Read The complete idiot's guide to classical music Online
Authors: Robert Sherman,Philip Seldon,Naixin He
Soon, every monarch worth his royal salt had a couple of court composers to produce music for weddings, funerals, private parties, and all manner of other functions. Some of them were pretty good musicians themselves—Frederick the Great played the flute and Louis IX danced in courtly ballets—and the great body of what we call classical music derived from these aristocratic arbiters of culture.
Bet You Didn’t Know
When he wasn’t beheading wives, Henry VIII kept a court band of 79 musicians on hand for his royal entertainment. Meanwhile, his daughter, Queen Elizabeth, started the whole idea of dinner music. They say she couldn’t enjoy her supper unless she was being serenaded by an orchestra of trumpets, fifes, and kettledrums.
Things have changed a lot since Handel wrote music for King George to go barging down the Thames. These days, classical music is for everybody. We can hear it on radio and television, go to concerts, or just create our own surround-sound environment at home. Most large cities have free summer concerts with orchestras playing under the stars—a far cry from those bygone days when a concertgoer needed the keys to the castle—and every form of music, from solo recitals to the grandest of operas, is as close as your friendly neighborhood record shop.
Classical music is the creation of a composer, who determines the organization of tones and sounds.

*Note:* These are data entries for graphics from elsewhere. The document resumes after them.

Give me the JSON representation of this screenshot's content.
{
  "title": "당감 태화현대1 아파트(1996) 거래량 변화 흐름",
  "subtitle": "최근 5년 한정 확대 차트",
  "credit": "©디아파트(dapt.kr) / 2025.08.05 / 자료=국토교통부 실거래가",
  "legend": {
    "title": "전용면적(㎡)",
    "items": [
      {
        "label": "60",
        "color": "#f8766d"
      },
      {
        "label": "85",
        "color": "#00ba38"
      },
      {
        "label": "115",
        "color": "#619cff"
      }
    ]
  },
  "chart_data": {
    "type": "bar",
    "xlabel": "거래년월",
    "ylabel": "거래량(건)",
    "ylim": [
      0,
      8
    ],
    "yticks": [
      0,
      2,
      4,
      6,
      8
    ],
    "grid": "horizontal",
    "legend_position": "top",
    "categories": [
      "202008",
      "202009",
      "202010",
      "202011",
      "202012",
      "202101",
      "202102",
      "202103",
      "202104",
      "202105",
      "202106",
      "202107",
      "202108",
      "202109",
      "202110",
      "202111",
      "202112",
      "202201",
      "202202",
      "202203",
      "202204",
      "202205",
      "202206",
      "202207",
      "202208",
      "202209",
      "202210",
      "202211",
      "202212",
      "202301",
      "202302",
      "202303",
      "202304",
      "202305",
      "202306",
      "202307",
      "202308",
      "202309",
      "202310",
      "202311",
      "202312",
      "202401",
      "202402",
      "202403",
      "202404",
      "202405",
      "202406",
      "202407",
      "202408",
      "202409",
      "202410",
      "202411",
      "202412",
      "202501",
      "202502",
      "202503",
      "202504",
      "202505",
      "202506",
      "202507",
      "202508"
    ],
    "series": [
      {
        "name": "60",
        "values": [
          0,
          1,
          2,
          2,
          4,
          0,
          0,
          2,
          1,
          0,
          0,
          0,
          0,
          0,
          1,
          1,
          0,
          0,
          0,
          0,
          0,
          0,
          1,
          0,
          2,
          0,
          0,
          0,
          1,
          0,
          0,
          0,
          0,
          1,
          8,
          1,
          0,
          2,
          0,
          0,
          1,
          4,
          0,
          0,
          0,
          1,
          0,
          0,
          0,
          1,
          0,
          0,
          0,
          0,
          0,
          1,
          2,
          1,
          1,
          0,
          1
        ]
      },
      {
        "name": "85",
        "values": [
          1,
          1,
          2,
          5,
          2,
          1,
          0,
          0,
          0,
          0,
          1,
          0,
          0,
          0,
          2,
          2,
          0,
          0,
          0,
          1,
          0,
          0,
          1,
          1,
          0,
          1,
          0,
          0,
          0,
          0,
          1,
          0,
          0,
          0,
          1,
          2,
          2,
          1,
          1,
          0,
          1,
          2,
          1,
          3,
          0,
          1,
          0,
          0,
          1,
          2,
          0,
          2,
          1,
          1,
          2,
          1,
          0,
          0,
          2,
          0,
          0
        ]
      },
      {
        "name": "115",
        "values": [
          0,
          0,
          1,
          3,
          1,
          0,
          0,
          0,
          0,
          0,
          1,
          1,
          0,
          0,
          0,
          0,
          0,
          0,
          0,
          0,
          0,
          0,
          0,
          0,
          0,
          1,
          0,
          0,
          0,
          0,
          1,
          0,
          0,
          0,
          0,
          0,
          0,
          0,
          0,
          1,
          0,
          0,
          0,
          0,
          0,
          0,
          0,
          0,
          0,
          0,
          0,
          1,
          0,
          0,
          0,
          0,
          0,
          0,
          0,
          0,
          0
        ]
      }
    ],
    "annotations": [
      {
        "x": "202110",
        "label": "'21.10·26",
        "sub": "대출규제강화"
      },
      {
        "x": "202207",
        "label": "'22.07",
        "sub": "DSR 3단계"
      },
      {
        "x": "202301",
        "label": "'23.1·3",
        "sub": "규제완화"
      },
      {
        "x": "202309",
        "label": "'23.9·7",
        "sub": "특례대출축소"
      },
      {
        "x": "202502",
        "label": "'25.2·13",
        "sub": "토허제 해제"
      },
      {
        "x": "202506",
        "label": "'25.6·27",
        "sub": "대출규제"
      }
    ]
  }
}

You’ll not find improvisational riffs by the sax player as you will in a jazz band and the soprano singing
Lucia
better not interpolate scat-singing à la Ella Fitzgerald. Interpretations, of course, may vary greatly: Listen to the same symphony conducted by Herbert von Karajan and Leonard Bernstein and you may wonder whether they were working from the same manuscript. They were, of course: it’s just that the variables of speed, loudness, and instrumental emphasis keep classical music ever fresh and exhilarating.
Okay, it’s not all complex. There is nothing simpler than the unharmonized melody of a Gregorian chant. But when we move on to motets and madrigals, with their interweaving melodic lines, when we consider symphonies, concertos, and that mighty mishmosh known as opera, we realize how complicated a musical structure can get. This doesn’t make it less enjoyable, mind you, it’s just that it becomes a little harder to tell the players apart without a program.
Classical music can be instrumental, vocal, or a combination of the two. In this list, you can discover the wealth of musical arrangements available in each.
I know you never would have guessed this, but an instrumental piece is written for instruments only. It can be for a single guitar or a 110-piece orchestra, but you have to check your vocal cords at the door, since there’s nary a singer in sight.
Strings include violins, violas, cellos, double basses and, if you insist, the harp. The player either moves a bow across the strings, or plucks them with his fingers. Brasses are those loud, shiny things in the back: trumpets, horns, trombones, tubas. Woodwinds are so called because they were originally made of wood and you blew through them. Now, wind instruments have all sorts of metal parts and some, like the flute and piccolo, are made entirely of metal. The percussion section is the noisiest bunch of all, including anything that’s fit to be banged, bonged, or beaten. It’s sometimes called “the kitchen” because it has everything but the sink.
Music Word
A
concerto
is an extended work for one or more solo instruments and orchestra, usually in three movements. Sometimes composers use this title for solo or purely orchestral pieces, when the intended effect is to mimic the scope and focus of a genuine concerto.
Bet You Didn’t Know
It was German violinist, composer, and conductor Ludwig Spohr (1784–1859) who popularized the small baton we know today, since he liked to carry it around in his pocket. Before that, conductors used everything from a violin bow (Gluck) to a cane with ivory knobs on either end (Spontini).
Vocal music is any progression of musical sounds emanating from the human throat. In a way, it is the most elemental form of music making, since it proceeds from performer to listener without any intervening contraptions.
Bet You Didn’t Know
The French composer Jean-Baptiste Lully used to conduct his operas by banging out the rhythm on the floor with a large walking stick. One day he banged out the rhythm on his foot by mistake, and died of blood poisoning shortly afterward.
Listening to classical music takes us out of our workaday world, with all of its stresses and strains. New York City’s Lincoln Center once had a banner proclaiming “Savage Beasts Soothed Here,” and while it may seem contradictory to think of being soothed by the dissonant harmonies of Bartok or the boisterous cries of the Valkyries, it really isn’t. We instinctively turn to music when we feel troubled, angry, or upset, and this is not a recent phenomenon.
Bet You Didn’t Know
Early in the 16th century, Martin Luther told us that “Nothing on earth is so well-suited to make the sad merry, to give courage to the despairing, to make the proud humble, to lessen envy and hate, as music.”